Skip to main content
Participant
July 12, 2019
Question

Is there an API to access Cataloged Index files of PDF files created by Adobe?

  • July 12, 2019
  • 3 replies
  • 1314 views

In other words, if I create a catalog file, can I read that catalog file via a Python, C#, Java or program in a different language and return a list of files to the user that contain the person or place name searched for? This would allow us to make our archive of PDF files searchable on a web site. We do not want Google to search these files, they are not publicly available. Users need to log into the web site before they will be allowed to search and download PDF files matching their criteria. Also, it would be great if the search would not just return the file name, but some context of each match. Is there something like this? If even just the indexes of the PDFs are accessible via API, it might be possible to use a library like BeautifulSoup to satisfy this need.

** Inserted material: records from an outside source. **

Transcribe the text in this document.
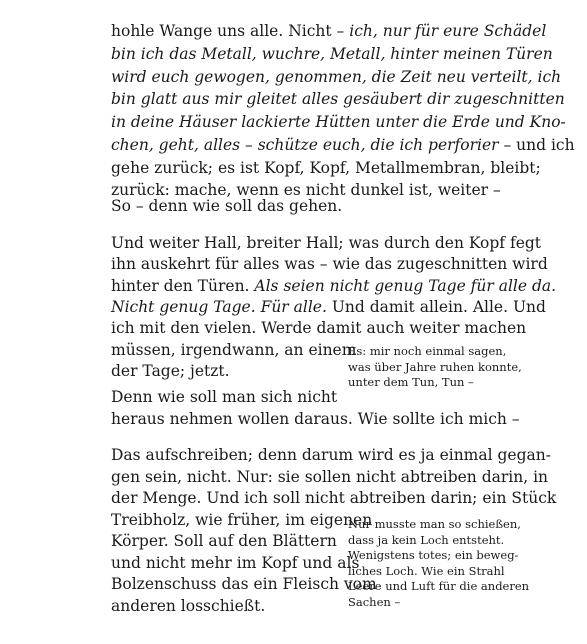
hohle Wange uns alle. Nicht – ich, nur für eure Schädel
bin ich das Metall, wuchre, Metall, hinter meinen Türen
wird euch gewogen, genommen, die Zeit neu verteilt, ich
bin glatt aus mir gleitet alles gesäubert dir zugeschnitten
in deine Häuser lackierte Hütten unter die Erde und Kno-
chen, geht, alles – schütze euch, die ich perforier – und ich
gehe zurück; es ist Kopf, Kopf, Metallmembran, bleibt;
zurück: mache, wenn es nicht dunkel ist, weiter –
So – denn wie soll das gehen.
Und weiter Hall, breiter Hall; was durch den Kopf fegt
ihn auskehrt für alles was – wie das zugeschnitten wird
hinter den Türen. Als seien nicht genug Tage für alle da.
Nicht genug Tage. Für alle. Und damit allein. Alle. Und
ich mit den vielen. Werde damit auch weiter machen
müssen, irgendwann, an einem
der Tage; jetzt.
Es: mir noch einmal sagen,
was über Jahre ruhen konnte,
unter dem Tun, Tun –
Denn wie soll man sich nicht
heraus nehmen wollen daraus. Wie sollte ich mich –
Das aufschreiben; denn darum wird es ja einmal gegan-
gen sein, nicht. Nur: sie sollen nicht abtreiben darin, in
der Menge. Und ich soll nicht abtreiben darin; ein Stück
Treibholz, wie früher, im eigenen
Körper. Soll auf den Blättern
und nicht mehr im Kopf und als
Bolzenschuss das ein Fleisch vom
anderen losschießt.
Nur musste man so schießen,
dass ja kein Loch entsteht.
Wenigstens totes; ein beweg-
liches Loch. Wie ein Strahl
Leere und Luft für die anderen
Sachen –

This topic has been closed for replies.

3 replies

Legend
July 15, 2019

OCR text is still normal text. In certain cases it is marked as hidden (do not display) but in all other ways (position, font, etc.) it is regular text. Text extraction apps and libraries exist, I've never used any.

Legend
July 15, 2019

Frank, you should look for open source text extraction apps for PDF, to use with your own web indexing system (eg Apache Lucene).

Participant
July 15, 2019

Who is Frank? I will check out Lucene. It appears to be Java. I like Java but web server does not have Java available, but maybe something similar can be found. Thanks!

Bernd Alheit
Community Expert
Community Expert
July 12, 2019

There is no documented API for this.

Participant
July 15, 2019

OK. That seems fair. Let's say that a user has a number of PDF files, all of which have had OCR run on them. Some with Adobe Acrobat, some with Abbyy FineReader. Is there an accepted way to open the file, access it using Python or C#, where the program can read ONLY the OCR text? Is the OCR text stored on a separate layer? I am confident that Acrobat can use the OCR text, but can a standalone program open the file and extract just the text so it can build indexes?